The bill creates a State Healthcare Protection Board in each state and union territory, led by the health minister. The board will monitor compliance, coordinate with law enforcement and supervise district committees.

District Healthcare Vigilance Committees, led by district magistrates, will audit compliance in hospitals, investigate official misconduct and track violence incidents. These committees will submit reports twice a year. The state board will send an annual report to the government with recommendations.

The Central Government retains oversight powers. It can issue guidelines, demand compliance reports and conduct periodic reviews of state performance.

A three-decade long struggle 

Doctors have pursued a central protection law since the 1990s, when assaults and litigation began rising in government hospitals.

The IMA has led repeated national campaigns. The 2019 Kolkata attacks triggered nationwide strikes and a draft bill that never reached Parliament.

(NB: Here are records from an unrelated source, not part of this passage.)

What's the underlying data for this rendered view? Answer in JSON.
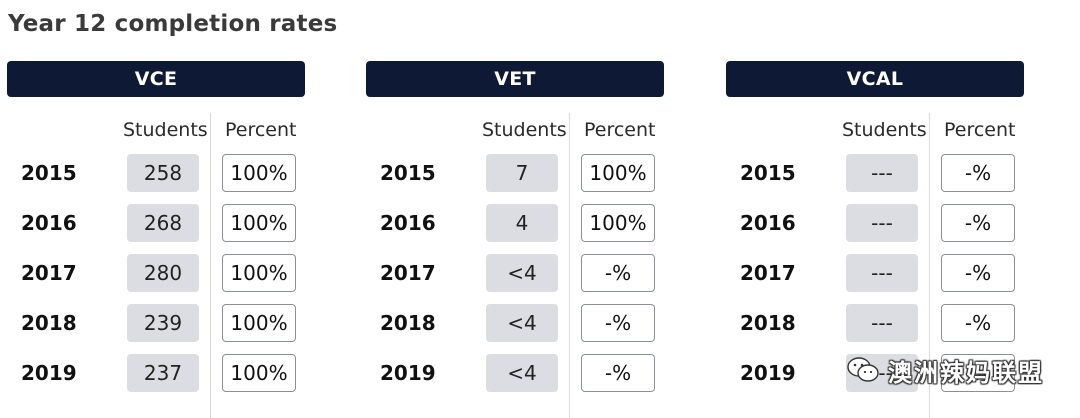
{
  "title": "Year 12 completion rates",
  "column_headers": {
    "students": "Students",
    "percent": "Percent"
  },
  "panels": [
    {
      "header": "VCE",
      "rows": [
        {
          "year": "2015",
          "students": "258",
          "percent": "100%"
        },
        {
          "year": "2016",
          "students": "268",
          "percent": "100%"
        },
        {
          "year": "2017",
          "students": "280",
          "percent": "100%"
        },
        {
          "year": "2018",
          "students": "239",
          "percent": "100%"
        },
        {
          "year": "2019",
          "students": "237",
          "percent": "100%"
        }
      ]
    },
    {
      "header": "VET",
      "rows": [
        {
          "year": "2015",
          "students": "7",
          "percent": "100%"
        },
        {
          "year": "2016",
          "students": "4",
          "percent": "100%"
        },
        {
          "year": "2017",
          "students": "<4",
          "percent": "-%"
        },
        {
          "year": "2018",
          "students": "<4",
          "percent": "-%"
        },
        {
          "year": "2019",
          "students": "<4",
          "percent": "-%"
        }
      ]
    },
    {
      "header": "VCAL",
      "rows": [
        {
          "year": "2015",
          "students": "---",
          "percent": "-%"
        },
        {
          "year": "2016",
          "students": "---",
          "percent": "-%"
        },
        {
          "year": "2017",
          "students": "---",
          "percent": "-%"
        },
        {
          "year": "2018",
          "students": "---",
          "percent": "-%"
        },
        {
          "year": "2019",
          "students": "---",
          "percent": "-%"
        }
      ]
    }
  ],
  "watermark": {
    "text": "澳洲辣妈联盟",
    "icon": "wechat-icon"
  },
  "colors": {
    "header_bg": "#0e1a35",
    "students_box_bg": "#dcdde2",
    "percent_box_border": "#8a8f99"
  }
}
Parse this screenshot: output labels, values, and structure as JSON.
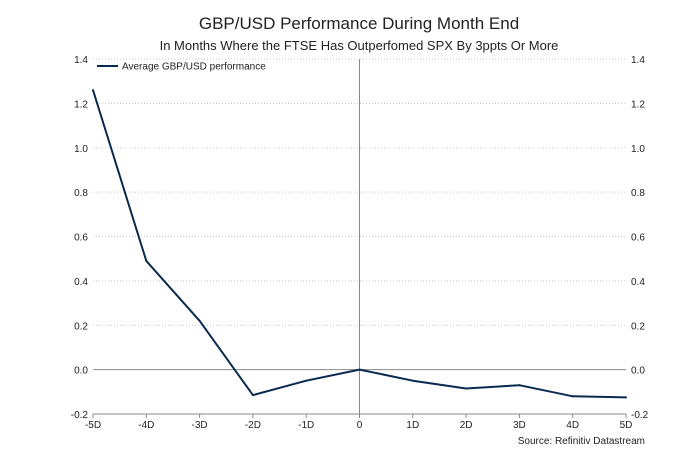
{
  "chart_data": {
    "type": "line",
    "title": "GBP/USD Performance During Month End",
    "subtitle": "In Months Where the FTSE Has Outperfomed SPX By 3ppts Or More",
    "source": "Source: Refinitiv Datastream",
    "categories": [
      "-5D",
      "-4D",
      "-3D",
      "-2D",
      "-1D",
      "0",
      "1D",
      "2D",
      "3D",
      "4D",
      "5D"
    ],
    "series": [
      {
        "name": "Average GBP/USD performance",
        "color": "#0b2a4f",
        "values": [
          1.26,
          0.49,
          0.22,
          -0.115,
          -0.05,
          0.0,
          -0.05,
          -0.085,
          -0.07,
          -0.12,
          -0.125
        ]
      }
    ],
    "ylim": [
      -0.2,
      1.4
    ],
    "yticks": [
      -0.2,
      0.0,
      0.2,
      0.4,
      0.6,
      0.8,
      1.0,
      1.2,
      1.4
    ],
    "ytick_labels": [
      "-0.2",
      "0.0",
      "0.2",
      "0.4",
      "0.6",
      "0.8",
      "1.0",
      "1.2",
      "1.4"
    ],
    "grid": true,
    "legend": "top-left",
    "vline_at": "0",
    "zero_line": true
  }
}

During Covid, the government passed a temporary ordinance protecting healthcare workers during epidemics, but doctors wanted permanent and comprehensive protection.

The rape and murder of a young doctor at RG Kar Medical College in Kolkata in August 2025 triggered fresh strikes and renewed demands for a central Act with “airport-like” security in hospitals.

Khan told the Rajya Sabha that health falls under concurrent jurisdiction, giving Parliament full authority to pass national legislation. “What we need is an effective national doctor and healthcare workers’ safety and protection act,” she said.

She emphasised that the country needs health and medical justice tribunals staffed with medical legal experts, subject experts and forensic specialists. She also called for increased health department budgets.

“The current system cannot differentiate between medical complications, adverse outcomes, and criminal negligence,” Khan said. “FIRs are often filed against doctors without expert review, and the police, without medical training, investigate complex clinical outcomes.”

The government has failed to step in with the urgency the situation demands, Khan said. Doctors and healthcare workers save lives. People place extreme faith in them, almost next to their faith in God. Yet these professionals face threats and attacks while trying to do their jobs.